October 22, 1999; January 1, 2001


References in the sub-heading "nicknames for" under "Martini" in the Index to M,SU (151/1 top).  Checking the references, I find that the indexer took "Gibson" as a nickname and thus cited 48, 49, 85, 141n59 in addition to some other pages.  I would say that "Gibson" is linguistically in a category different from nicknames like "deep dish olive pie."  It refers to a traditional Martini with a particular garnish and conveys nothing about the nature of the drink or the speaker's attitude toward it.

In August 1999, Brian Rea told me of a Cold War acronym-nickname for the Martini that had somehow escaped me: "ICBM," standing for "Ice Cold Beefeater Martini," with implicit comparison to "Inter-Continental Ballistic Missile."  Like "Silver Bullet," the nickname points to the lethal quality of the drink.

I refer to the Cold War on 37 and 123 of M,SU but "Cold War" did not make it into the Index.  The Martini and the Cold Warrior go together.  It is another combination on which more could have been, still could be, written.

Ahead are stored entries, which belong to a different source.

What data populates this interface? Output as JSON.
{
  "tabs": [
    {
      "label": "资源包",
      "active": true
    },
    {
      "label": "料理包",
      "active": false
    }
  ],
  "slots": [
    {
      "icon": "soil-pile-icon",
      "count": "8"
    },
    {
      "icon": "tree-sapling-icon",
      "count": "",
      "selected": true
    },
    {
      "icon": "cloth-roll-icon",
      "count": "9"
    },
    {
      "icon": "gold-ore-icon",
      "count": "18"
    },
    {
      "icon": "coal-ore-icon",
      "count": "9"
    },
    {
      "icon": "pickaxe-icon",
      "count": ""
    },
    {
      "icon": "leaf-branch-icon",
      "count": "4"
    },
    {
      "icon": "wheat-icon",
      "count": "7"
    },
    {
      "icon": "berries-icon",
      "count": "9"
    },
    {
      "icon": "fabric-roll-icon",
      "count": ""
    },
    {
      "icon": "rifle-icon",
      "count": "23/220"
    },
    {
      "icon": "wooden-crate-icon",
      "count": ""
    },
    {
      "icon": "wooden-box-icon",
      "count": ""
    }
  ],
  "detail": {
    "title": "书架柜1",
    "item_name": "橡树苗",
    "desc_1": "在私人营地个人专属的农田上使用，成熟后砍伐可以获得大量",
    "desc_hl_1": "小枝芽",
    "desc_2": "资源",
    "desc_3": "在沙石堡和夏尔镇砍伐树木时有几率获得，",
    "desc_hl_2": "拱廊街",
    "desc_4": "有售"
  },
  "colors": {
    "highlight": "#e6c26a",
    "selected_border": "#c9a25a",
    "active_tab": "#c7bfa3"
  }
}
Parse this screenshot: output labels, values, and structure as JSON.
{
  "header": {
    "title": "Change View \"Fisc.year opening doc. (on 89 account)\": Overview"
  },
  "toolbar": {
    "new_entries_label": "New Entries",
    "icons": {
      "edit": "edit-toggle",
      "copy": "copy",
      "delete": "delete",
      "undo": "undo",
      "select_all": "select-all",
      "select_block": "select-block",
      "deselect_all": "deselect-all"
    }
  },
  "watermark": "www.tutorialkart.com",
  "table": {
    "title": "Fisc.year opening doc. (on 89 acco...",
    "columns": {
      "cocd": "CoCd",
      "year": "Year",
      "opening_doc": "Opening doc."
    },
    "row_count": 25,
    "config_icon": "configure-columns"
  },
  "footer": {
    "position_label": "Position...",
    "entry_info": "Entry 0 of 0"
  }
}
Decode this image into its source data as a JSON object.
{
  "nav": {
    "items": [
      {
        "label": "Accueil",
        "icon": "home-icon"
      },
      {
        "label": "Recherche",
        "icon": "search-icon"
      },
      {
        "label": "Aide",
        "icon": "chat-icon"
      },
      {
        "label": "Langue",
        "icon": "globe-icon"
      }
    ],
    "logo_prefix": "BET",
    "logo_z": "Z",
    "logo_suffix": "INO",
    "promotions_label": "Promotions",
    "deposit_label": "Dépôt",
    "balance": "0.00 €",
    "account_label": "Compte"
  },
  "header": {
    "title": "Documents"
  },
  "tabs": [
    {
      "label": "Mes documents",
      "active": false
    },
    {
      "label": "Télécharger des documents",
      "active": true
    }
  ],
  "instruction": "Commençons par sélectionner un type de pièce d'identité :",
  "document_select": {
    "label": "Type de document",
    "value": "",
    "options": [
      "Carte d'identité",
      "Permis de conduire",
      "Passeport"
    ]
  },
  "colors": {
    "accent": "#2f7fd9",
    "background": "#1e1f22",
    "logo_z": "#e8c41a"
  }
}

A nickname new to me turns up in Rosalind Wilson's memoir of her father, Edmund.  She is describing, Walter Mumm (of the champagne family), a brother of her step-mother: "He was a heavy drinker, always talking about 'martinilets' and using diminutives for liquor just as my father said 'a teeny-weeny little drink'."*

*Rosalind Baker Wilson, Near the Magician: A Memoir of My Father, Edmund Wilson (New York: Grove WEidenfeld, 1989), 210.